3. Devolutive effect of the appeal
VII.E.3. Devolutive effect of the appeal 
The provisions of Art. 110(2) and (3) EPC 1973 can now be found in R. 100(2) and (3) EPC respectively, substantially unchanged.
On appeal, the first instance loses its competence for the further prosecution of the application for all contracting states - the appeal does not leave a part of the application pending in the first instance. Thus, deemed withdrawal of the application pursuant to Art. 110(3) EPC 1973 applied in the case of a failure to reply to a communication pursuant to Art. 110(2) EPC 1973 in ex parte appeal proceedings, even where the decision under appeal did not refuse the application, but only a particular request. The board reasoned that even if the appealed decision concerned only the designation of a state and not the application as a whole, according to the principle of unity of the application and of the patent in the proceedings the suspensive effect of the appeal affected the application as a whole. Since it was bound by the Convention, a deviation from the clear wording of a provision of the Convention could only be considered if the provision was in breach of a higher legal principle or was purely arbitrary. The board decided it was not, as the validity of a designation was part of the grant procedure - the decision to grant had to identify the states for which the patent was granted (J 29/94, OJ 1998, 147).

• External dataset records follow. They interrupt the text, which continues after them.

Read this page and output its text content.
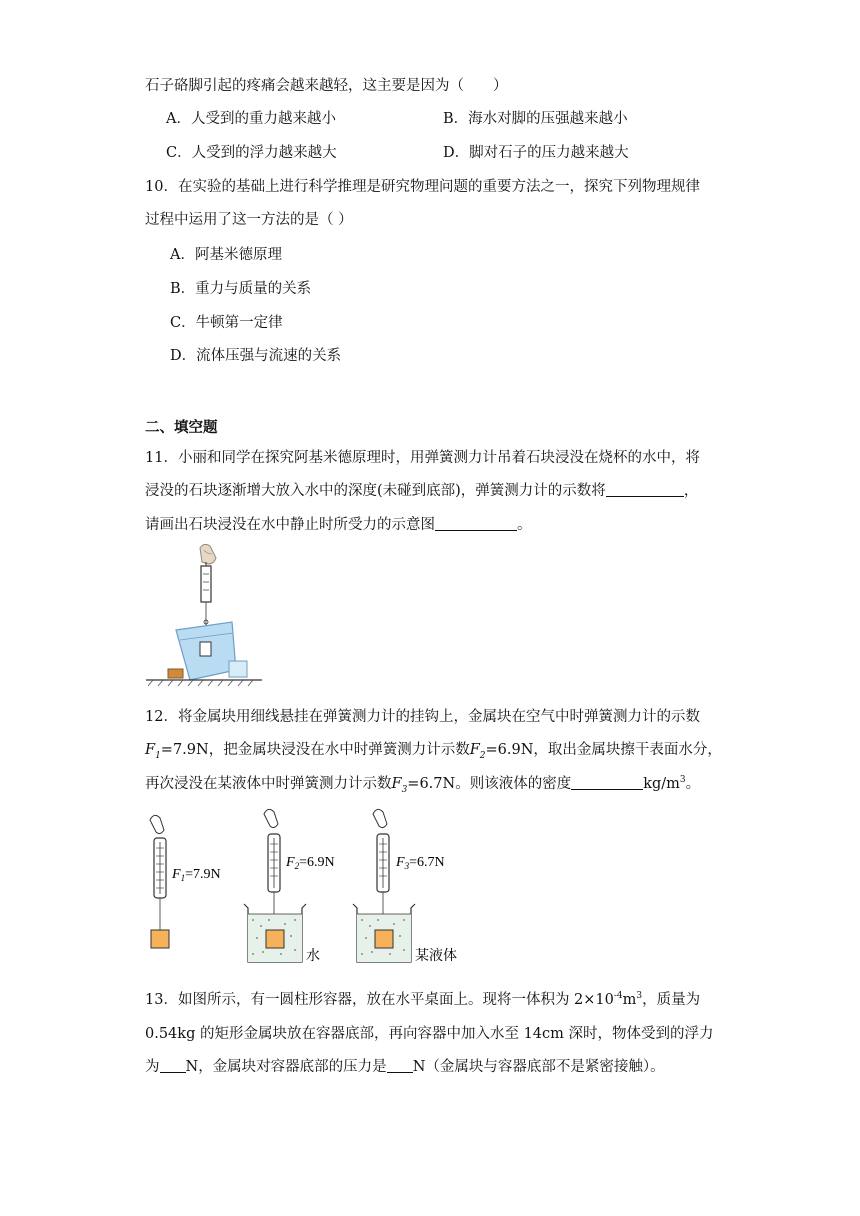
石子硌脚引起的疼痛会越来越轻，这主要是因为（　　）
A．人受到的重力越来越小	B．海水对脚的压强越来越小
C．人受到的浮力越来越大	D．脚对石子的压力越来越大
10．在实验的基础上进行科学推理是研究物理问题的重要方法之一，探究下列物理规律
过程中运用了这一方法的是（ ）
A．阿基米德原理
B．重力与质量的关系
C．牛顿第一定律
D．流体压强与流速的关系
二、填空题
11．小丽和同学在探究阿基米德原理时，用弹簧测力计吊着石块浸没在烧杯的水中，将
浸没的石块逐渐增大放入水中的深度(未碰到底部)，弹簧测力计的示数将	，
请画出石块浸没在水中静止时所受力的示意图	。
12．将金属块用细线悬挂在弹簧测力计的挂钩上，金属块在空气中时弹簧测力计的示数
$F_1=7.9N$，把金属块浸没在水中时弹簧测力计示数$F_2=6.9N$，取出金属块擦干表面水分，
再次浸没在某液体中时弹簧测力计示数$F_3=6.7N$。则该液体的密度	$kg/m^3$。
$F_1=7.9N$
$F_2=6.9N$
水
$F_3=6.7N$
某液体
13．如图所示，有一圆柱形容器，放在水平桌面上。现将一体积为 $2\times 10^{-4}m^3$，质量为
0.54kg 的矩形金属块放在容器底部，再向容器中加入水至 14cm 深时，物体受到的浮力
为 N，金属块对容器底部的压力是 N（金属块与容器底部不是紧密接触）。
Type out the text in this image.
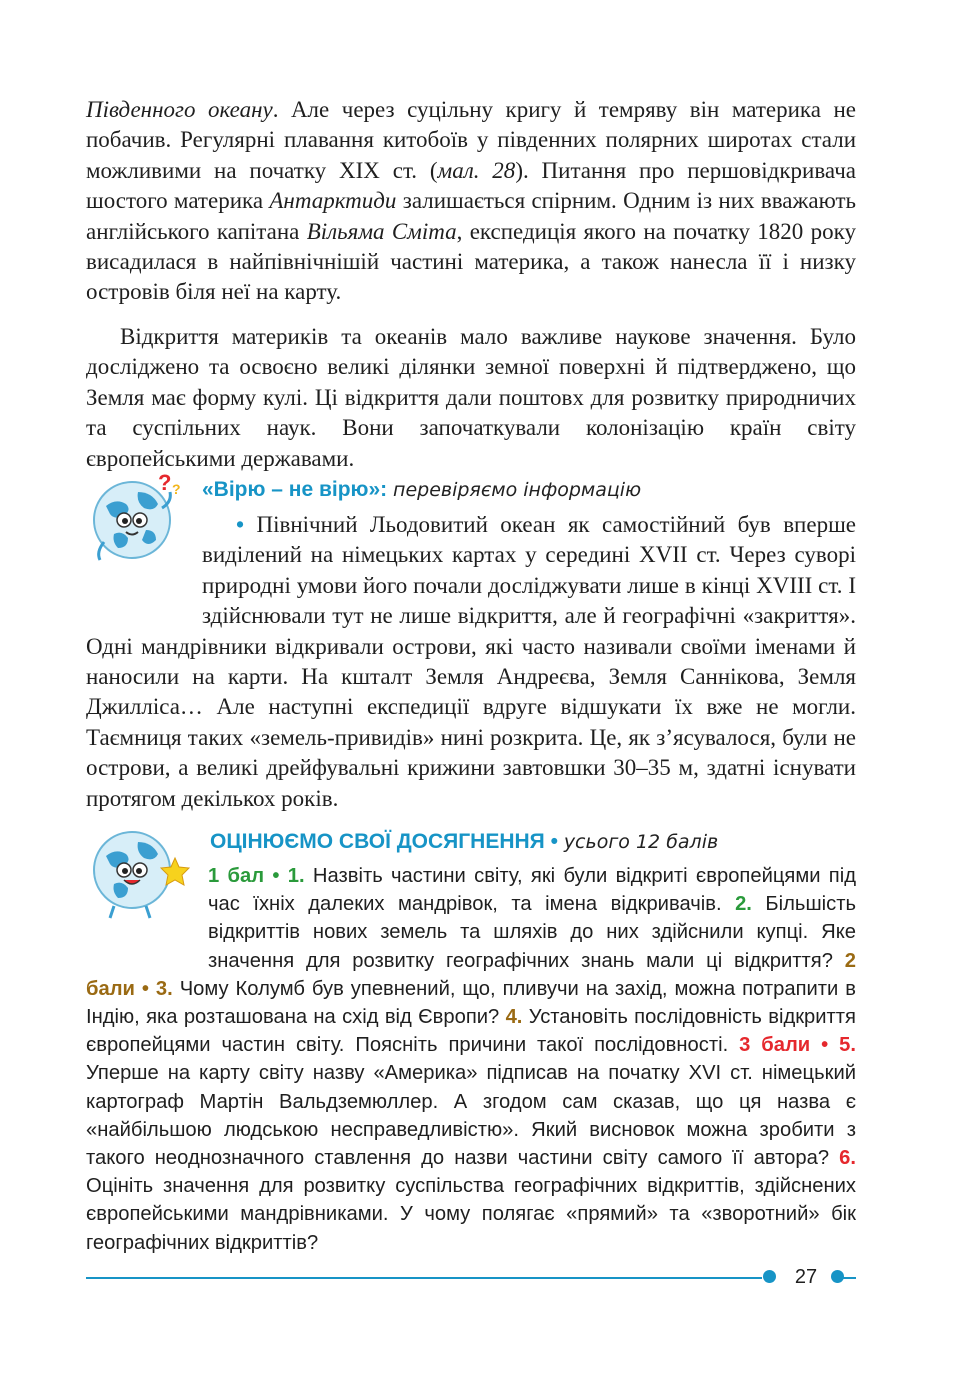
Південного океану. Але через суцільну кригу й темряву він материка не побачив. Регулярні плавання китобоїв у південних полярних широтах стали можливими на початку XIX ст. (мал. 28). Питання про першовідкривача шостого материка Антарктиди залишається спірним. Одним із них вважають англійського капітана Вільяма Сміта, експедиція якого на початку 1820 року висадилася в найпівнічнішій частині материка, а також нанесла її і низку островів біля неї на карту.

Відкриття материків та океанів мало важливе наукове значення. Було досліджено та освоєно великі ділянки земної поверхні й підтверджено, що Земля має форму кулі. Ці відкриття дали поштовх для розвитку природничих та суспільних наук. Вони започаткували колонізацію країн світу європейськими державами.

? ? «Вірю – не вірю»: перевіряємо інформацію

• Північний Льодовитий океан як самостійний був вперше виділений на німецьких картах у середині XVII ст. Через суворі природні умови його почали досліджувати лише в кінці XVIII ст. І здійснювали тут не лише відкриття, але й географічні «закриття». Одні мандрівники відкривали острови, які часто називали своїми іменами й наносили на карти. На кшталт Земля Андреєва, Земля Саннікова, Земля Джилліса… Але наступні експедиції вдруге відшукати їх вже не могли. Таємниця таких «земель-привидів» нині розкрита. Це, як з’ясувалося, були не острови, а великі дрейфувальні крижини завтовшки 30–35 м, здатні існувати протягом декількох років.

ОЦІНЮЄМО СВОЇ ДОСЯГНЕННЯ • усього 12 балів

1 бал • 1. Назвіть частини світу, які були відкриті європейцями під час їхніх далеких мандрівок, та імена відкривачів. 2. Більшість відкриттів нових земель та шляхів до них здійснили купці. Яке значення для розвитку географічних знань мали ці відкриття? 2 бали • 3. Чому Колумб був упевнений, що, пливучи на захід, можна потрапити в Індію, яка розташована на схід від Європи? 4. Установіть послідовність відкриття європейцями частин світу. Поясніть причини такої послідовності. 3 бали • 5. Уперше на карту світу назву «Америка» підписав на початку XVI ст. німецький картограф Мартін Вальдземюллер. А згодом сам сказав, що ця назва є «найбільшою людською несправедливістю». Який висновок можна зробити з такого неоднозначного ставлення до назви частини світу самого її автора? 6. Оцініть значення для розвитку суспільства географічних відкриттів, здійснених європейськими мандрівниками. У чому полягає «прямий» та «зворотний» бік географічних відкриттів?

27
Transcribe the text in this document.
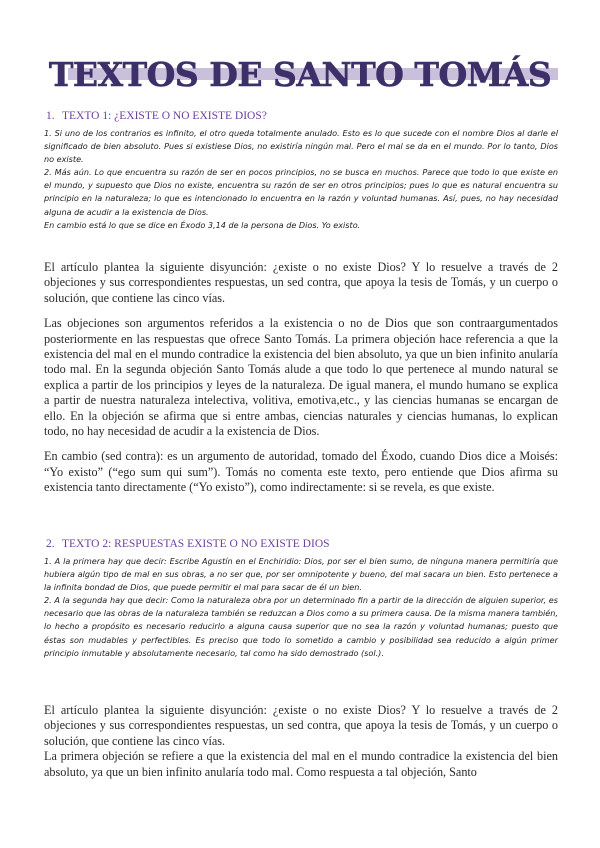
TEXTOS DE SANTO TOMÁS
1. TEXTO 1: ¿EXISTE O NO EXISTE DIOS?

1. Si uno de los contrarios es infinito, el otro queda totalmente anulado. Esto es lo que sucede con el nombre Dios al darle el significado de bien absoluto. Pues si existiese Dios, no existiría ningún mal. Pero el mal se da en el mundo. Por lo tanto, Dios no existe.

2. Más aún. Lo que encuentra su razón de ser en pocos principios, no se busca en muchos. Parece que todo lo que existe en el mundo, y supuesto que Dios no existe, encuentra su razón de ser en otros principios; pues lo que es natural encuentra su principio en la naturaleza; lo que es intencionado lo encuentra en la razón y voluntad humanas. Así, pues, no hay necesidad alguna de acudir a la existencia de Dios.

En cambio está lo que se dice en Éxodo 3,14 de la persona de Dios. Yo existo.

El artículo plantea la siguiente disyunción: ¿existe o no existe Dios? Y lo resuelve a través de 2 objeciones y sus correspondientes respuestas, un sed contra, que apoya la tesis de Tomás, y un cuerpo o solución, que contiene las cinco vías.

Las objeciones son argumentos referidos a la existencia o no de Dios que son contraargumentados posteriormente en las respuestas que ofrece Santo Tomás. La primera objeción hace referencia a que la existencia del mal en el mundo contradice la existencia del bien absoluto, ya que un bien infinito anularía todo mal. En la segunda objeción Santo Tomás alude a que todo lo que pertenece al mundo natural se explica a partir de los principios y leyes de la naturaleza. De igual manera, el mundo humano se explica a partir de nuestra naturaleza intelectiva, volitiva, emotiva,etc., y las ciencias humanas se encargan de ello. En la objeción se afirma que si entre ambas, ciencias naturales y ciencias humanas, lo explican todo, no hay necesidad de acudir a la existencia de Dios.

En cambio (sed contra): es un argumento de autoridad, tomado del Éxodo, cuando Dios dice a Moisés: “Yo existo” (“ego sum qui sum”). Tomás no comenta este texto, pero entiende que Dios afirma su existencia tanto directamente (“Yo existo”), como indirectamente: si se revela, es que existe.

2. TEXTO 2: RESPUESTAS EXISTE O NO EXISTE DIOS

1. A la primera hay que decir: Escribe Agustín en el Enchiridio: Dios, por ser el bien sumo, de ninguna manera permitiría que hubiera algún tipo de mal en sus obras, a no ser que, por ser omnipotente y bueno, del mal sacara un bien. Esto pertenece a la infinita bondad de Dios, que puede permitir el mal para sacar de él un bien.

2. A la segunda hay que decir: Como la naturaleza obra por un determinado fin a partir de la dirección de alguien superior, es necesario que las obras de la naturaleza también se reduzcan a Dios como a su primera causa. De la misma manera también, lo hecho a propósito es necesario reducirlo a alguna causa superior que no sea la razón y voluntad humanas; puesto que éstas son mudables y perfectibles. Es preciso que todo lo sometido a cambio y posibilidad sea reducido a algún primer principio inmutable y absolutamente necesario, tal como ha sido demostrado (sol.).

El artículo plantea la siguiente disyunción: ¿existe o no existe Dios? Y lo resuelve a través de 2 objeciones y sus correspondientes respuestas, un sed contra, que apoya la tesis de Tomás, y un cuerpo o solución, que contiene las cinco vías.

La primera objeción se refiere a que la existencia del mal en el mundo contradice la existencia del bien absoluto, ya que un bien infinito anularía todo mal. Como respuesta a tal objeción, Santo
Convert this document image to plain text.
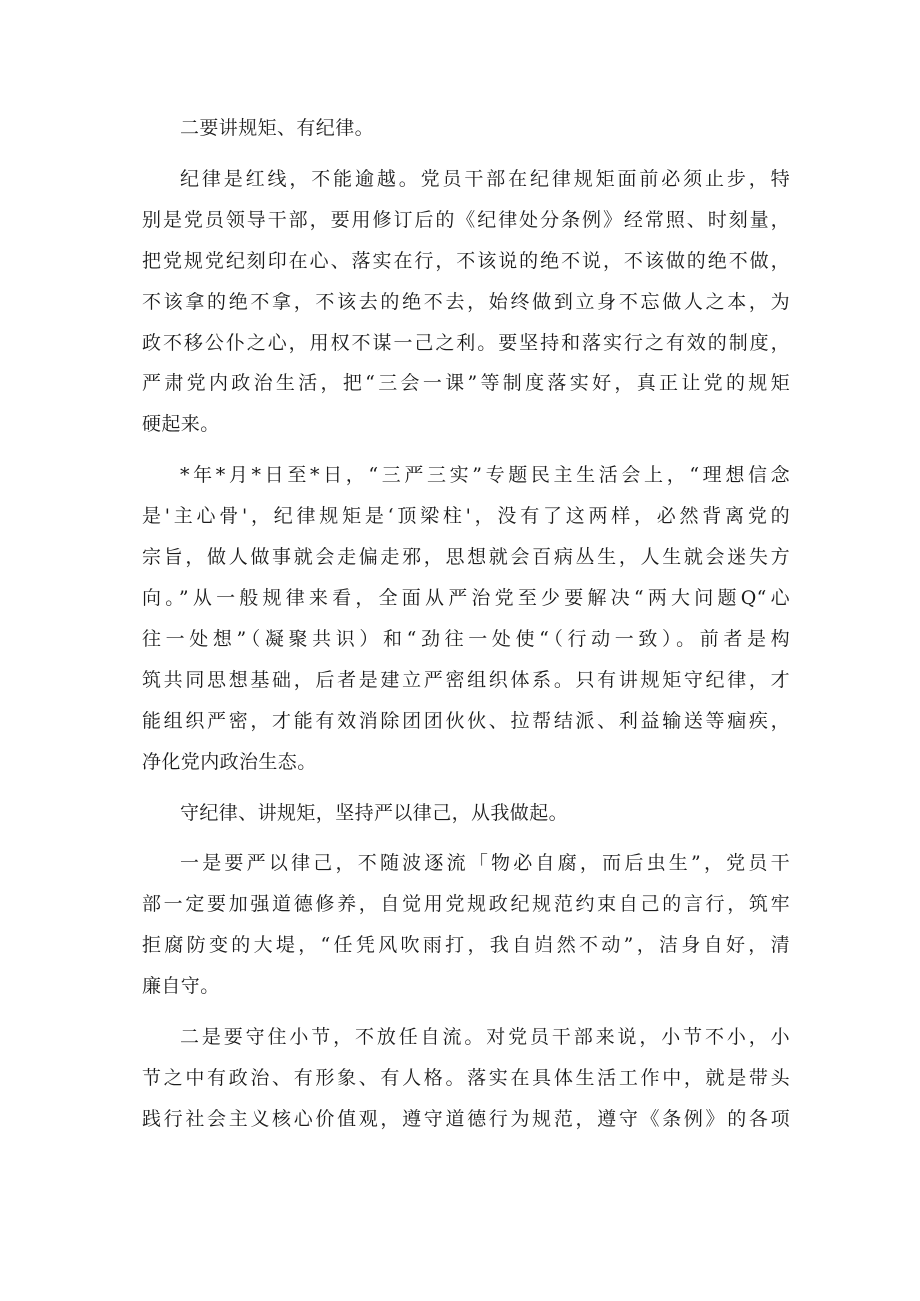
二要讲规矩、有纪律。
纪律是红线，不能逾越。党员干部在纪律规矩面前必须止步，特
别是党员领导干部，要用修订后的《纪律处分条例》经常照、时刻量，
把党规党纪刻印在心、落实在行，不该说的绝不说，不该做的绝不做，
不该拿的绝不拿，不该去的绝不去，始终做到立身不忘做人之本，为
政不移公仆之心，用权不谋一己之利。要坚持和落实行之有效的制度，
严肃党内政治生活，把“三会一课”等制度落实好，真正让党的规矩
硬起来。
*年*月*日至*日，“三严三实”专题民主生活会上，“理想信念
是'主心骨'，纪律规矩是‘顶梁柱'，没有了这两样，必然背离党的
宗旨，做人做事就会走偏走邪，思想就会百病丛生，人生就会迷失方
向。”从一般规律来看，全面从严治党至少要解决“两大问题Q“心
往一处想”（凝聚共识）和“劲往一处使“（行动一致）。前者是构
筑共同思想基础，后者是建立严密组织体系。只有讲规矩守纪律，才
能组织严密，才能有效消除团团伙伙、拉帮结派、利益输送等痼疾，
净化党内政治生态。
守纪律、讲规矩，坚持严以律己，从我做起。
一是要严以律己，不随波逐流「物必自腐，而后虫生”，党员干
部一定要加强道德修养，自觉用党规政纪规范约束自己的言行，筑牢
拒腐防变的大堤，“任凭风吹雨打，我自岿然不动”，洁身自好，清
廉自守。
二是要守住小节，不放任自流。对党员干部来说，小节不小，小
节之中有政治、有形象、有人格。落实在具体生活工作中，就是带头
践行社会主义核心价值观，遵守道德行为规范，遵守《条例》的各项
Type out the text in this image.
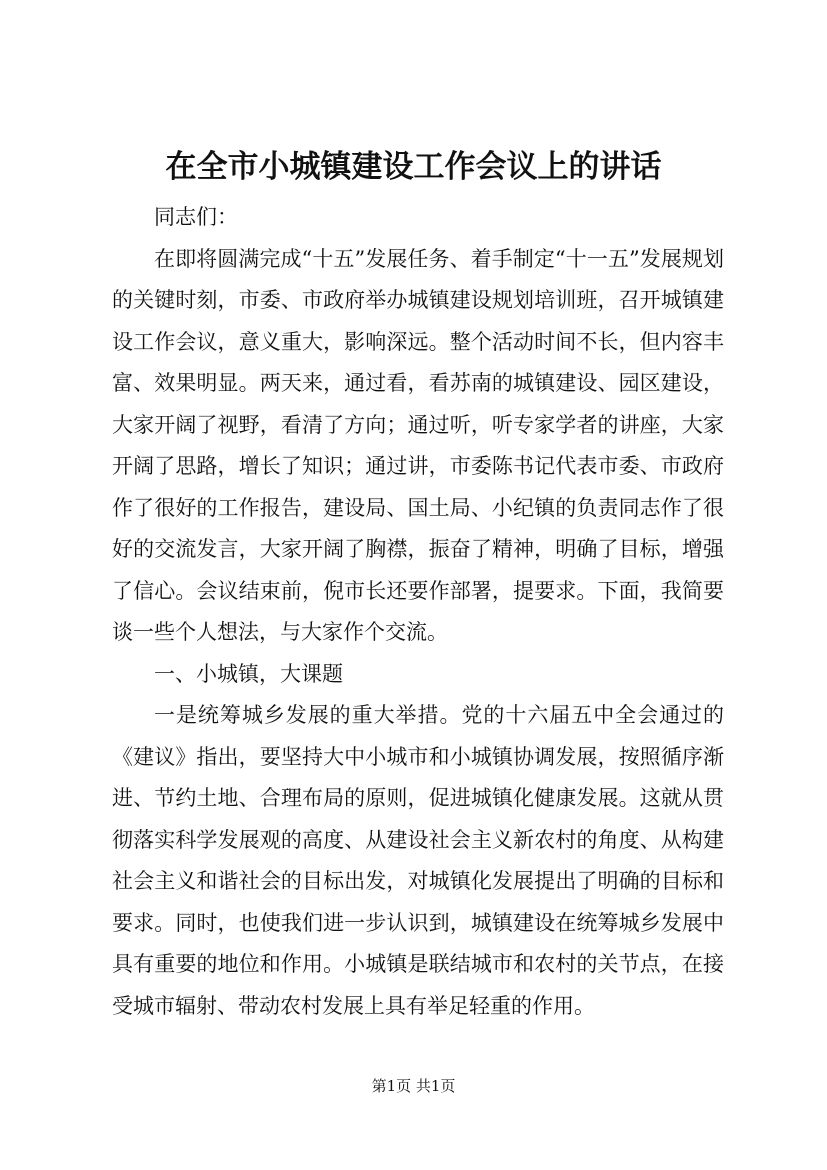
在全市小城镇建设工作会议上的讲话

同志们：

在即将圆满完成“十五”发展任务、着手制定“十一五”发展规划的关键时刻，市委、市政府举办城镇建设规划培训班，召开城镇建设工作会议，意义重大，影响深远。整个活动时间不长，但内容丰富、效果明显。两天来，通过看，看苏南的城镇建设、园区建设，大家开阔了视野，看清了方向；通过听，听专家学者的讲座，大家开阔了思路，增长了知识；通过讲，市委陈书记代表市委、市政府作了很好的工作报告，建设局、国土局、小纪镇的负责同志作了很好的交流发言，大家开阔了胸襟，振奋了精神，明确了目标，增强了信心。会议结束前，倪市长还要作部署，提要求。下面，我简要谈一些个人想法，与大家作个交流。

一、小城镇，大课题

一是统筹城乡发展的重大举措。党的十六届五中全会通过的《建议》指出，要坚持大中小城市和小城镇协调发展，按照循序渐进、节约土地、合理布局的原则，促进城镇化健康发展。这就从贯彻落实科学发展观的高度、从建设社会主义新农村的角度、从构建社会主义和谐社会的目标出发，对城镇化发展提出了明确的目标和要求。同时，也使我们进一步认识到，城镇建设在统筹城乡发展中具有重要的地位和作用。小城镇是联结城市和农村的关节点，在接受城市辐射、带动农村发展上具有举足轻重的作用。

第1页 共1页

The devolutive effect of the appeal does not affect the competence of the department of first instance to decide on a request concerning the contents of the minutes of the oral proceedings held before it. What is devolved is the subject-matter decided by the appealed decision (T 1198/97).
According to T 1382/08, the devolutive effect of an appeal before a board extends only to that part of the impugned decision which is indicated in the statement of grounds for appeal and actually challenged by the appeal. For the board, therefore, the extent to which the impugned decision is to be amended, as defined under R. 99(2) EPC, is simultaneously the limit of the devolutive effect. This in turn implies that the impugned decision's part not covered by the statement of grounds of appeal also cannot be part of the appeal proceedings and consequently becomes final on expiry of the time limit for appeal.